Een Nederlands huishouden was afgelopen jaar gemiddeld 291 euro per jaar kwijt aan de afvalstoffenheffing. Dat is anderhalve procent meer dan in 2021. De kosten voor het beheer van huishoudelijk afval stegen nagenoeg even hard.
De heffing is afhankelijk van de huishoudensgrootte. Een eenpersoonshuishouden betaalde in 2022 253 euro en een meerpersoonshuishouden 315 euro. Dat blijkt uit een rapport van Rijkswaterstaat over de ontwikkeling van de afvalstoffenheffing en de kosten die gemeenten maken voor de inzameling en verwerking van huishoudelijk afval. De afvalstoffenheffing stijgt sinds 2019, de grootste stijging in de afgelopen 26 jaar vond in 2021 plaats met gemiddeld 8,8 procent.
De spreiding in de hoogte van de gemiddelde afvalstoffenheffing per gemeente is overigens groot. In de vijf duurste gemeenten is de heffing hoger dan 408 euro per huishouden. In de vijf goedkoopste gemeenten is dit minder dan 157 euro per huishouden.
Uit het rapport blijkt verder dat de kostendekking van de afvalstoffenheffing met 97,1 procent gelijk bleef aan die in het jaar 2021. Op basis van volledige kostendekking bedragen de afvalbeheerkosten per huishouden gemiddeld 299 euro. Dit is 1,4 procent meer dan in 2021.
Het aantal gemeenten met tariefdifferentiatie op het afvalaanbod (diftar) stijgt nog steeds. In 2022 heeft 54 procent van de gemeenten diftar. In 2021 was dit 50 procent. Ook stijgt het aandeel huishoudens met diftar weer. In 2022 woonden bijna 2 op de 5 huishoudens (39,4 procent) van de aangeslagen huishoudens in een gemeente met diftar.
Diftar wordt vooral toegepast in kleine, weinig tot niet-stedelijke gemeenten buiten de Randstad. Een uitzondering vormen Maastricht en Nijmegen die wel buiten de Randstad liggen maar tot de grotere steden van Nederland behoren.
De afvalbeheerkosten zijn in gemeenten met diftar gemiddeld lager dan in de overige gemeenten (zie grafiek). In 2022 bedragen de kosten in gemeenten met diftar gemiddeld 262 euro per huishouden, een stijging van 6,37 euro ten opzichte van 2021. Over het algemeen wordt in deze gemeenten minder restafval ingezameld. De afvalbeheerkosten vallen daardoor lager uit.
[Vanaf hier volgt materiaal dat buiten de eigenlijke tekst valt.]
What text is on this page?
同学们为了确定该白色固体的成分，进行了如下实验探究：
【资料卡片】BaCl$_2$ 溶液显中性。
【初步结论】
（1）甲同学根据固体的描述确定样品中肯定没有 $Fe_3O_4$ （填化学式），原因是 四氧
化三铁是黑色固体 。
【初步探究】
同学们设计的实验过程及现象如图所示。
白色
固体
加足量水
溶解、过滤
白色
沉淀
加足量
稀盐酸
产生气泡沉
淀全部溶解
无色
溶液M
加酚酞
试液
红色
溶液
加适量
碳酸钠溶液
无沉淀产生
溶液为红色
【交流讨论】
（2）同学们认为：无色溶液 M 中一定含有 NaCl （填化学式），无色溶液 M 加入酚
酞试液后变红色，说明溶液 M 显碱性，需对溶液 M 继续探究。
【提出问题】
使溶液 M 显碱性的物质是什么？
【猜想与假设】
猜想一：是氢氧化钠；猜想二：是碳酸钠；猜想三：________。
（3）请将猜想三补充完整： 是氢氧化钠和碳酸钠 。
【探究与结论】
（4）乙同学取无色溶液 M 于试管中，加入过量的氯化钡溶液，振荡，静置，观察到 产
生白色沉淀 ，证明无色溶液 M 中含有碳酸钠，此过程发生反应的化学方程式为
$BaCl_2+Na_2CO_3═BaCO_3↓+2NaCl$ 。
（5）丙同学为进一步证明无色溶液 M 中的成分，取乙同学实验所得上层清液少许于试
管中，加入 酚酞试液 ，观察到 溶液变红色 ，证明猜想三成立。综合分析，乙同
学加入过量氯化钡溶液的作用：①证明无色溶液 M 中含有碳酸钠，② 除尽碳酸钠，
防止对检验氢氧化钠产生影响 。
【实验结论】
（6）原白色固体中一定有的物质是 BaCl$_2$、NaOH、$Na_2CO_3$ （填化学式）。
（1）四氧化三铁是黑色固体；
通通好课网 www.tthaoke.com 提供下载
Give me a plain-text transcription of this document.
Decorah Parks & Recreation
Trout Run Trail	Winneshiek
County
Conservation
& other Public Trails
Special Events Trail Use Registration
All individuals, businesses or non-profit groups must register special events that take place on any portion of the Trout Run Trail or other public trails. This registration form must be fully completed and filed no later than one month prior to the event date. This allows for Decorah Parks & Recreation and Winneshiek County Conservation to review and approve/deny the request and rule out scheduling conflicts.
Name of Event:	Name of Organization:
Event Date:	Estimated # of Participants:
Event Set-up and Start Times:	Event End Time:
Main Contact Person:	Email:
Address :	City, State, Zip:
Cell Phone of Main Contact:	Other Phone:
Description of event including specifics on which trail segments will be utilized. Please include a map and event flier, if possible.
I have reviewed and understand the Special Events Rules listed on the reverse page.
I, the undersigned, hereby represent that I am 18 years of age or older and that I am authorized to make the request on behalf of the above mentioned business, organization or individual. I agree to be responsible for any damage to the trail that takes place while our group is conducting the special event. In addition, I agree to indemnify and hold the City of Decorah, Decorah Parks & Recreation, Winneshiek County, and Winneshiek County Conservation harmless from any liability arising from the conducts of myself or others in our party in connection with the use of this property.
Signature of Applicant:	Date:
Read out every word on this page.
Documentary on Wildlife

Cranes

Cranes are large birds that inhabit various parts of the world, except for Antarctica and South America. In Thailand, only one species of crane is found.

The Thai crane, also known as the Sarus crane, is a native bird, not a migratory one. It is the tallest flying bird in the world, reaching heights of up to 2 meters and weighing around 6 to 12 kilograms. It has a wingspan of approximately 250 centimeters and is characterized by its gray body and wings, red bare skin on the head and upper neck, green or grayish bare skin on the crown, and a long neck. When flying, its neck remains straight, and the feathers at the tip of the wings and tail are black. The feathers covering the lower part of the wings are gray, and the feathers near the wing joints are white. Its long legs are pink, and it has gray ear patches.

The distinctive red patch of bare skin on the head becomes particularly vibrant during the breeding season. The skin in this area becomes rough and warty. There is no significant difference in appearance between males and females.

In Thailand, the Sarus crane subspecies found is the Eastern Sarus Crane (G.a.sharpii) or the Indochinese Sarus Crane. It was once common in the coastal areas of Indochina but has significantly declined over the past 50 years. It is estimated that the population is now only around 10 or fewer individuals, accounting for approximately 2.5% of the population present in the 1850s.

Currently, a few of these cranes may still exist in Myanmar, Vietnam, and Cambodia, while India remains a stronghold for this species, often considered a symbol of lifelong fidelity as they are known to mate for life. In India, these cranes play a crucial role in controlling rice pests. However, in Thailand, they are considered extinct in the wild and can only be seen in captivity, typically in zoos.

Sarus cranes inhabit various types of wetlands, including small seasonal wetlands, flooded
In gemeenten waar een vast tarief wordt geheven ongeacht de grootte van het huishouden bedragen de kosten 330 euro per huishouden, de eerste verlaging sinds 2017, namelijk van 11,95 euro ten opzichte van 2021. De afvalbeheerkosten in gemeenten waar de afvalstoffenheffing is gebaseerd op het aantal personen per huishouden bedragen 324 euro per huishouden, een verhoging van 7,86 euro ten opzichte van 2021.
De meeste gemeenten met diftar hebben een ‘volume en frequentie’ systeem ingevoerd (86 gemeenten). De andere hoofdsystemen van diftar zijn ‘dure zak’ (34 gemeenten) en ‘volume, frequentie en aantal personen’ (31 gemeenten). De overige gemeenten met diftar (34 gemeenten) hebben een ander of combinatie van systemen.
In 63 procent van de gemeenten zijn de gemiddelde kosten per huishouden voor afvalbeheer gestegen, daarvan 49 procent bij niet-diftar gemeenten en 51 procent bij diftar gemeenten. In 37 procent van de gemeenten zijn de afvalbeheerkosten gedaald in vergelijking met 2021.
Bij de meeste gemeenten (37 procent) is de inzamelaar een overheidsbedrijf. Bij 25 procent van de gemeenten zamelt een privaat bedrijf het afval in, wel zijn dat maar 16 procent van de huishoudens in Nederland. Bijna 19 procent van de gemeenten heeft een eigen inzameldienst, dat zijn 31 procent van de huishoudens. In de overige gemeenten wordt de inzameling verricht door een gemeenschappelijke regeling of door een publiek-private samenwerking (PPS). Over het algemeen worden particuliere bedrijven vooral in kleinere gemeenten ingeschakeld.